Based on field survey, the results elucidated high severity indices of damping-off disease in wheat fields at Basra province; most of wheat seedlings showed a typical symptoms of the examined disease, and the disease severity indices were varied among the wheat fields and thus could be attributed to the different types of varieties, planting date, seeding rate, fertilizer usage and agricultural rotation, as well as to agricultural practices used by farmers at each field (Ernesto et al. 2015). Soilborne pathogens are commonly known to cause serious t diseases in wheat and other crops, resulting in yield losses, stand reductions, white heads and rotting of root, crown, subcrown, as well as lower parts of stem tissues (Andrade et al. 2011). Among the important soilborne pathogens are members of the Fusarium complex, responsible for fusarium crown and root rot (FCR) of wheat (Cook 2010). Other important genera of pathogens that can affect seedlings, crowns and fodder are Bipolaris sorokiniana and Rhizoctonia spp. With high ability to cause diseases such as a common root rot and root rot of Rhizoctonia sp. (Acuña 2008), the fungal pathogens of wheat plants are able to cause several diseases in different patterns including singularly or in co-exist at the same wheat field, or even within same plants (Paulitz et al. 2002). Results of identification and prevalence of fungal pathogens showed that Rhizoctonia, Fusarium as well as Macrophomina genera were the most dominant genera at the examined wheat fields, which could be explained by their high level of adaptation in response to changes in temperature, seasonal moisture distribution, amount of moisture and edaphic factors (Moya-Elizondo et al. 2011).
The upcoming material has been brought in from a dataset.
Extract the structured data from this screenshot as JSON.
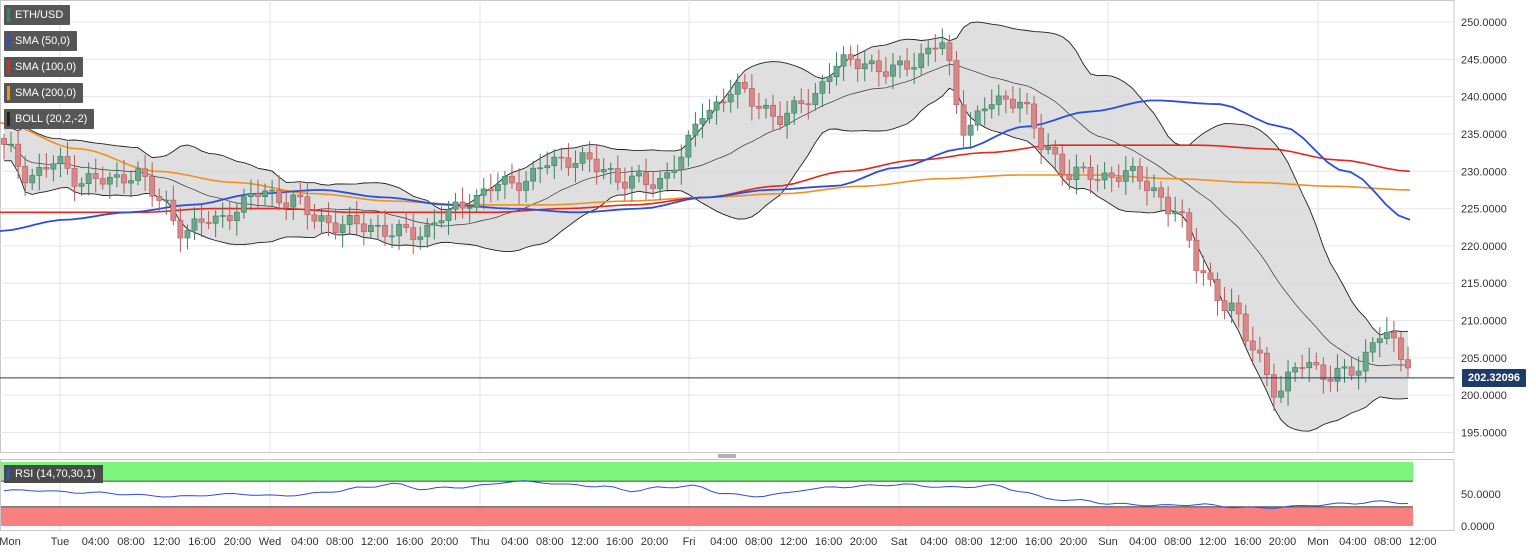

The high percentage of frequency of the R. solani fungus is due to its ability to form sclerotia which are very resistant to the unfavorable conditions in the soil, as well as to their saprophytic activities on plant debris between seasons (Abbas et al. 2017). R. solani fungi cause damping-off with brown or black spots on the roots 1 mm in size and delay the growth of the wheat plant compared to the control treatment (Gyula et al. 2013). Nirupama et al. (2017) mentioned that R. solani causes a number of common diseases such as the damping-off pre- and post-emergence, root rot, stem bases and seed and fruit rot. AL-Musawi et al. (2017) reported that R. solani and Fusarium sp. caused diseases of seed rot and damping-off. Ishtiaq et al. (2019) indicated that R. solani fungus is a soil-borne fungus and causes a reduction in yield and causes a soft and dry weight reduction for the roots of wheat. The effect of pathogens on the seedlings may be due to its ability to produce a group of enzymes that cause the fall of these seedlings. For example, R. solani produces polygalactoronase (PG), polymethyl-galactoronase (PMG), B-glucosidase and cellulas (Xue et al. 2018), and F. solani produces extracellular enzymes such as catalase, cellulose laccase, amylase, protease, lipase and pectinase (Mezzomo et al. 2019). M. phaseolina produces a number of aqueous hydrolysis enzymes that analyze the components of plant cell wall such as cellulose, hemicellulose, pectin and lignin (Islam et al. 2012).

Conclusions

The present work has been conducted to evaluate the wheat damping-off disease in different fields at Basra and Maysan province, as well as determine the prevalence of disease fungal pathogens at these fields. Basra wheat fields were found to be high in their disease severity, more specifically Al-Qurna wheat fields, compared to Maysan wheat fields. R. solani, F.solani and M. phaseolina had the highest prevalent rates at all examined fields.

Results of laboratory experiments revealed the pathogenicity of isolated fungi from wheat roots and soils on wheat seeds and seedlings. Future studies are required to evaluate different management practices to control these potential pathogens.